Fuimos Santolea, Más y yo a los mítines del Primero de Mayo. Santolea tenía una hostilidad contra los socialistas que a mí me parecía absurda. Más y Gómez no comprendía la posición del socialismo.
Santolea y yo solíamos discutir; yo veía que el punto de vista social era el del porvenir, aunque yo no participara sentimentalmente de él. Santolea, más que razonar, peroraba, y se embriagaba con su oratoria.
Pronto vi que yo no simpatizaba con Santolea. Era un retórico, un hombre de discursos, sin intimidad, un vozarrón puesto al servicio de una inteligencia mediocre.

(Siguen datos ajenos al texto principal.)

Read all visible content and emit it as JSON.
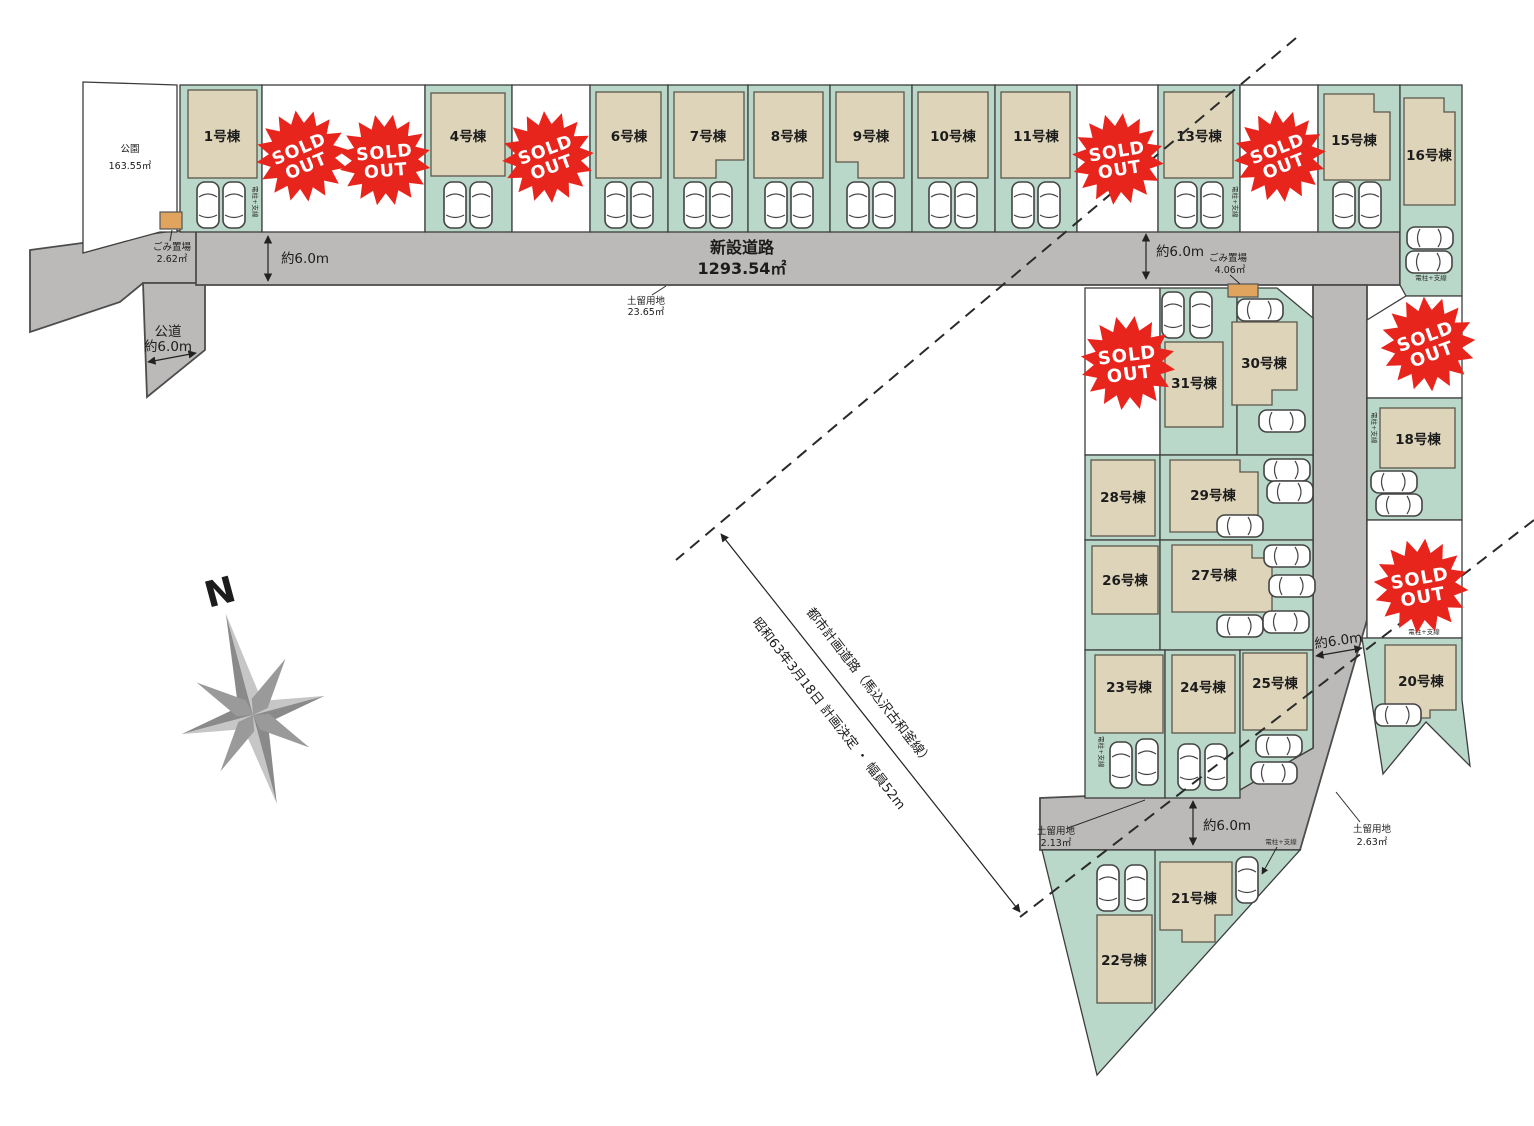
{
  "labels": {
    "approx6m": "約6.0m",
    "park_name": "公園",
    "park_area": "163.55㎡",
    "garbage_name": "ごみ置場",
    "garbage1_area": "2.62㎡",
    "garbage2_area": "4.06㎡",
    "new_road_name": "新設道路",
    "new_road_area": "1293.54㎡",
    "public_road_name": "公道",
    "retain_name": "土留用地",
    "retain1_area": "23.65㎡",
    "retain2_area": "2.13㎡",
    "retain3_area": "2.63㎡",
    "planned_road_line1": "都市計画道路（馬込沢古和釜線）",
    "planned_road_line2": "昭和63年3月18日 計画決定 ・ 幅員52m",
    "utility_pole": "電柱+支線",
    "compass_north": "N"
  },
  "sold_out": {
    "line1": "SOLD",
    "line2": "OUT"
  },
  "lots": {
    "1": "1号棟",
    "4": "4号棟",
    "6": "6号棟",
    "7": "7号棟",
    "8": "8号棟",
    "9": "9号棟",
    "10": "10号棟",
    "11": "11号棟",
    "13": "13号棟",
    "15": "15号棟",
    "16": "16号棟",
    "18": "18号棟",
    "20": "20号棟",
    "21": "21号棟",
    "22": "22号棟",
    "23": "23号棟",
    "24": "24号棟",
    "25": "25号棟",
    "26": "26号棟",
    "27": "27号棟",
    "28": "28号棟",
    "29": "29号棟",
    "30": "30号棟",
    "31": "31号棟"
  }
}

Se me agudizó esta sensación de desacuerdo yendo una vez a la casa de huéspedes donde vivía. Tenía una sala con alcoba que daba a una calle estrecha y triste. En la sala no había ningún detalle agradable. Santolea no se había ocupado de quitar un cuadro antipático, bordado en cañamazo, o de variar algo el aspecto del cuarto.
A mí, en cambio, me gusta darle algo de mi carácter a la casa donde vivo, por pobre que sea. Santolea siguió su camino y yo el mío. No llegó a ser nada y acabó de empleado de un ministerio.
Indudablemente no era inteligente. Al pensar en él recuerdo uno de los capítulos de Huarte de San Juan en su Examen de ingenios, «Donde se prueba que la elegancia y policía en el hablar no puede estar en los hombres de gran entendimiento».
Entre los conocidos de aquel tiempo no recuerdo a ninguno que llegara a hacerse notable.